Monday, July 5, 2010
Navigating the Garage
I realize this blog has mostly been about my feelings. However, I've been experiencing more than just emotions, I'm experiencing the garage.
The garage was Bobby's realm. We were mostly traditional, I worked on the inside of the house, doing the cooking, cleaning, bills, and he worked on the outside - cutting the grass, taking care of the pool, landscaping. We would cross over into each other's worlds now and then...I would plant the flowers, and he vacuumed. We had very defined tasks, and that worked really well for us.

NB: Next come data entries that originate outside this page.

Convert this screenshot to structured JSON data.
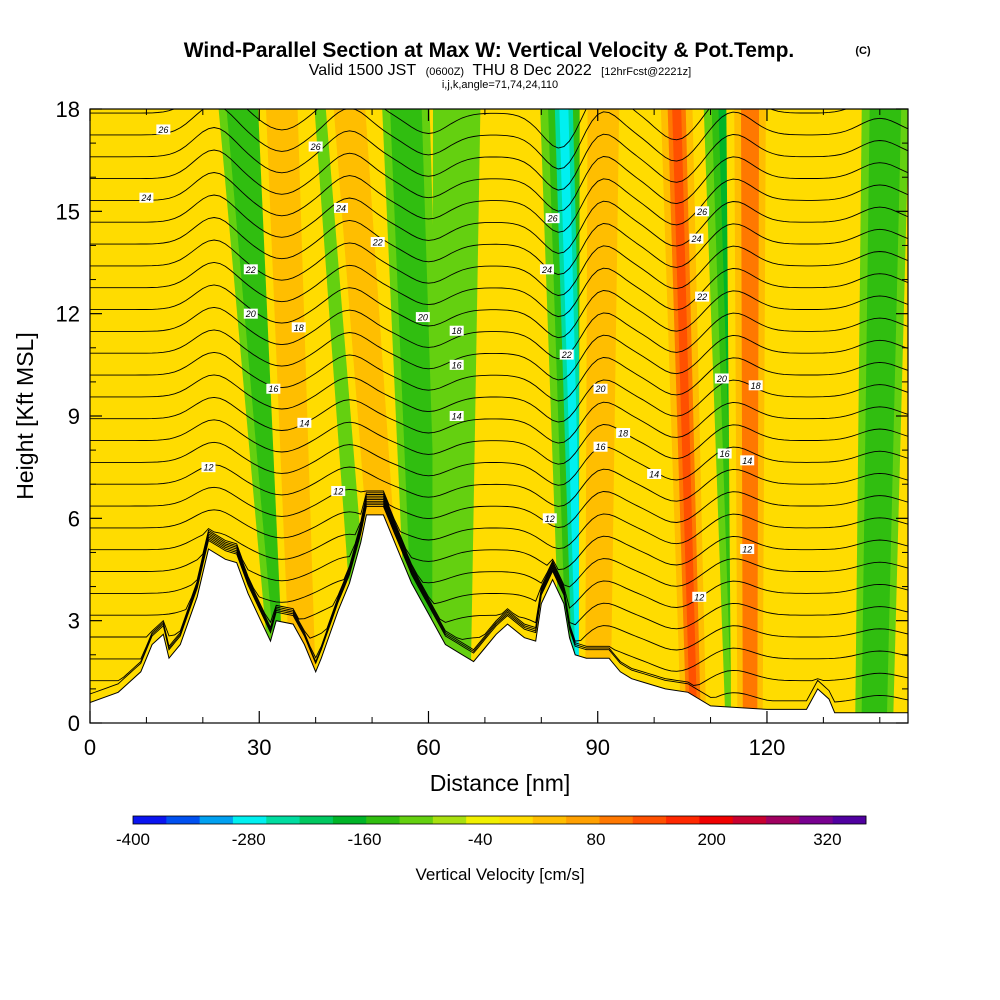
{
  "header": {
    "title": "Wind-Parallel Section at Max W: Vertical Velocity & Pot.Temp.",
    "copyright": "(C)",
    "valid_prefix": "Valid 1500 JST",
    "valid_utc": "(0600Z)",
    "valid_date": "THU 8 Dec 2022",
    "forecast": "[12hrFcst@2221z]",
    "indices": "i,j,k,angle=71,74,24,110"
  },
  "chart_data": {
    "type": "heatmap",
    "xlabel": "Distance [nm]",
    "ylabel": "Height [Kft MSL]",
    "xlim": [
      0,
      145
    ],
    "ylim": [
      0,
      18
    ],
    "x_ticks": [
      0,
      30,
      60,
      90,
      120
    ],
    "x_ticks_labels": [
      "0",
      "30",
      "60",
      "90",
      "120"
    ],
    "x_minor_ticks": [
      10,
      20,
      40,
      50,
      70,
      80,
      100,
      110,
      130,
      140
    ],
    "y_ticks": [
      0,
      3,
      6,
      9,
      12,
      15,
      18
    ],
    "y_ticks_labels": [
      "0",
      "3",
      "6",
      "9",
      "12",
      "15",
      "18"
    ],
    "colorbar": {
      "label": "Vertical Velocity [cm/s]",
      "min": -400,
      "max": 360,
      "step": 40,
      "tick_values": [
        -400,
        -280,
        -160,
        -40,
        80,
        200,
        320
      ],
      "tick_labels": [
        "-400",
        "-280",
        "-160",
        "-40",
        "80",
        "200",
        "320"
      ],
      "colors": [
        "#0a14f0",
        "#0050f0",
        "#00a0f0",
        "#00f0f0",
        "#00dca0",
        "#00c860",
        "#00b428",
        "#30be10",
        "#64d010",
        "#a8e010",
        "#f0f000",
        "#ffdc00",
        "#ffbe00",
        "#ffa000",
        "#ff7800",
        "#ff5000",
        "#ff2800",
        "#f00000",
        "#c80030",
        "#a00060",
        "#780090",
        "#5000a0"
      ]
    },
    "w_bands": [
      {
        "x_top": 27,
        "x_bottom": 36,
        "w": -130
      },
      {
        "x_top": 34,
        "x_bottom": 38,
        "w": 120
      },
      {
        "x_top": 44,
        "x_bottom": 51,
        "w": -60
      },
      {
        "x_top": 46,
        "x_bottom": 54,
        "w": 150
      },
      {
        "x_top": 56,
        "x_bottom": 60,
        "w": -150
      },
      {
        "x_top": 65,
        "x_bottom": 64,
        "w": -50
      },
      {
        "x_top": 84,
        "x_bottom": 87,
        "w": -280
      },
      {
        "x_top": 91,
        "x_bottom": 90,
        "w": 140
      },
      {
        "x_top": 104,
        "x_bottom": 107,
        "w": 220
      },
      {
        "x_top": 113,
        "x_bottom": 116,
        "w": -180
      },
      {
        "x_top": 117,
        "x_bottom": 117,
        "w": 200
      },
      {
        "x_top": 141,
        "x_bottom": 139,
        "w": -140
      }
    ],
    "terrain": [
      [
        0,
        0.6
      ],
      [
        5,
        0.9
      ],
      [
        9,
        1.5
      ],
      [
        11,
        2.3
      ],
      [
        13,
        2.6
      ],
      [
        14,
        1.9
      ],
      [
        16,
        2.3
      ],
      [
        19,
        3.7
      ],
      [
        21,
        5.1
      ],
      [
        24,
        4.8
      ],
      [
        26,
        4.7
      ],
      [
        28,
        3.8
      ],
      [
        30,
        3.1
      ],
      [
        32,
        2.4
      ],
      [
        33,
        3.0
      ],
      [
        36,
        2.9
      ],
      [
        38,
        2.3
      ],
      [
        40,
        1.5
      ],
      [
        41,
        1.9
      ],
      [
        44,
        3.3
      ],
      [
        46,
        4.1
      ],
      [
        48,
        5.3
      ],
      [
        49,
        6.1
      ],
      [
        52,
        6.1
      ],
      [
        55,
        4.9
      ],
      [
        57,
        4.1
      ],
      [
        60,
        3.2
      ],
      [
        63,
        2.3
      ],
      [
        66,
        2.0
      ],
      [
        68,
        1.8
      ],
      [
        70,
        2.2
      ],
      [
        72,
        2.6
      ],
      [
        74,
        2.9
      ],
      [
        77,
        2.5
      ],
      [
        79,
        2.4
      ],
      [
        80,
        3.5
      ],
      [
        82,
        4.2
      ],
      [
        84,
        3.5
      ],
      [
        85,
        2.5
      ],
      [
        86,
        2.0
      ],
      [
        88,
        1.9
      ],
      [
        92,
        1.9
      ],
      [
        94,
        1.5
      ],
      [
        96,
        1.3
      ],
      [
        98,
        1.2
      ],
      [
        100,
        1.1
      ],
      [
        102,
        1.0
      ],
      [
        106,
        0.9
      ],
      [
        110,
        0.5
      ],
      [
        120,
        0.4
      ],
      [
        127,
        0.4
      ],
      [
        128,
        0.7
      ],
      [
        129,
        1.0
      ],
      [
        131,
        0.7
      ],
      [
        132,
        0.3
      ],
      [
        145,
        0.3
      ]
    ],
    "isentrope_labels": [
      {
        "x": 13,
        "y": 17.4,
        "text": "26"
      },
      {
        "x": 10,
        "y": 15.4,
        "text": "24"
      },
      {
        "x": 40,
        "y": 16.9,
        "text": "26"
      },
      {
        "x": 44.5,
        "y": 15.1,
        "text": "24"
      },
      {
        "x": 51,
        "y": 14.1,
        "text": "22"
      },
      {
        "x": 28.5,
        "y": 13.3,
        "text": "22"
      },
      {
        "x": 28.5,
        "y": 12.0,
        "text": "20"
      },
      {
        "x": 37,
        "y": 11.6,
        "text": "18"
      },
      {
        "x": 32.5,
        "y": 9.8,
        "text": "16"
      },
      {
        "x": 38,
        "y": 8.8,
        "text": "14"
      },
      {
        "x": 21,
        "y": 7.5,
        "text": "12"
      },
      {
        "x": 44,
        "y": 6.8,
        "text": "12"
      },
      {
        "x": 59,
        "y": 11.9,
        "text": "20"
      },
      {
        "x": 65,
        "y": 11.5,
        "text": "18"
      },
      {
        "x": 65,
        "y": 10.5,
        "text": "16"
      },
      {
        "x": 65,
        "y": 9.0,
        "text": "14"
      },
      {
        "x": 82,
        "y": 14.8,
        "text": "26"
      },
      {
        "x": 81,
        "y": 13.3,
        "text": "24"
      },
      {
        "x": 84.5,
        "y": 10.8,
        "text": "22"
      },
      {
        "x": 90.5,
        "y": 9.8,
        "text": "20"
      },
      {
        "x": 94.5,
        "y": 8.5,
        "text": "18"
      },
      {
        "x": 90.5,
        "y": 8.1,
        "text": "16"
      },
      {
        "x": 100,
        "y": 7.3,
        "text": "14"
      },
      {
        "x": 81.5,
        "y": 6.0,
        "text": "12"
      },
      {
        "x": 108.5,
        "y": 15.0,
        "text": "26"
      },
      {
        "x": 107.5,
        "y": 14.2,
        "text": "24"
      },
      {
        "x": 108.5,
        "y": 12.5,
        "text": "22"
      },
      {
        "x": 112,
        "y": 10.1,
        "text": "20"
      },
      {
        "x": 118,
        "y": 9.9,
        "text": "18"
      },
      {
        "x": 112.5,
        "y": 7.9,
        "text": "16"
      },
      {
        "x": 116.5,
        "y": 7.7,
        "text": "14"
      },
      {
        "x": 116.5,
        "y": 5.1,
        "text": "12"
      },
      {
        "x": 108,
        "y": 3.7,
        "text": "12"
      }
    ]
  }
}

Now I'm doing his jobs AND my jobs. (Time to get a cleaning lady.) And part of that is navigating the garage. Luckily, I have various male relatives who are helping me out...but I still have to learn. The other day, I was asking my cousin Tom if there was a such thing as an outdoor vacuum, a tool where I could suck up the leaves and grass instead of blowing them around with a leaf blower. He said yes, that he had one, and he would bring it over to show it to me and if I wanted to get one, then at least I would know what one looked like. So he brought it over the next day. Before he even got it out of his truck, he found a large cloth bag in the garage that said, "TORO" on it. He held it up to me and said, "Apparently, you have one, too." Boy, did I feel like a moron. Not only did I not know if this tool actually existed, I didn't even know I had one. He also pointed out that I had a certain type of saw that I didn't know I had.

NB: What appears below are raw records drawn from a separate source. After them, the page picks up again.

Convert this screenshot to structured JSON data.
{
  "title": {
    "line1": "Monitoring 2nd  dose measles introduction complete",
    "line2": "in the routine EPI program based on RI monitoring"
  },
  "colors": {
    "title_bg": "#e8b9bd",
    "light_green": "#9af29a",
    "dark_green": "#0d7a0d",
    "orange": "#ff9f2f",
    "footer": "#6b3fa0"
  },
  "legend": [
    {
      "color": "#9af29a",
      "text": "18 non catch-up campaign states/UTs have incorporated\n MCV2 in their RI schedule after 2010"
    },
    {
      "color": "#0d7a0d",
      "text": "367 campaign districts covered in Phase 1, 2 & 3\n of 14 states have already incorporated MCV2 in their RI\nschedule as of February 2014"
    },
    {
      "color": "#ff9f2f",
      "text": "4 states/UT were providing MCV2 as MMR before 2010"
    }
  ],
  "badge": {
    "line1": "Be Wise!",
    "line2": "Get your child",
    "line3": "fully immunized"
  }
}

While some people may find a little humor in this story, it is the perfect illustration of how lost I am without Bobby in my life. I've been taking care of the pool this season, and I feel like it's been one disaster after another with it. First, the water is crystal clear, but there are purple stains on the walls. Then I find out the heater is shot. Then I get the water tested and it turns out my stabilizer is too high, so I have to drain the pool 12 inches and refill from the hose. While I'm doing this, the liner starts to come out by the stairs. I get the water tested again, and find out I have to drain it AGAIN, this time two feet, pull the liner back up and tuck it into it's slot, and refill it. I turned the hose on at 5:30 this morning and it was full by 8:00 tonight. Now the chlorine is too low and my once crystal clear water is now murky. **Sigh** I'm so lost without him...emotionally, spiritually, and practically!!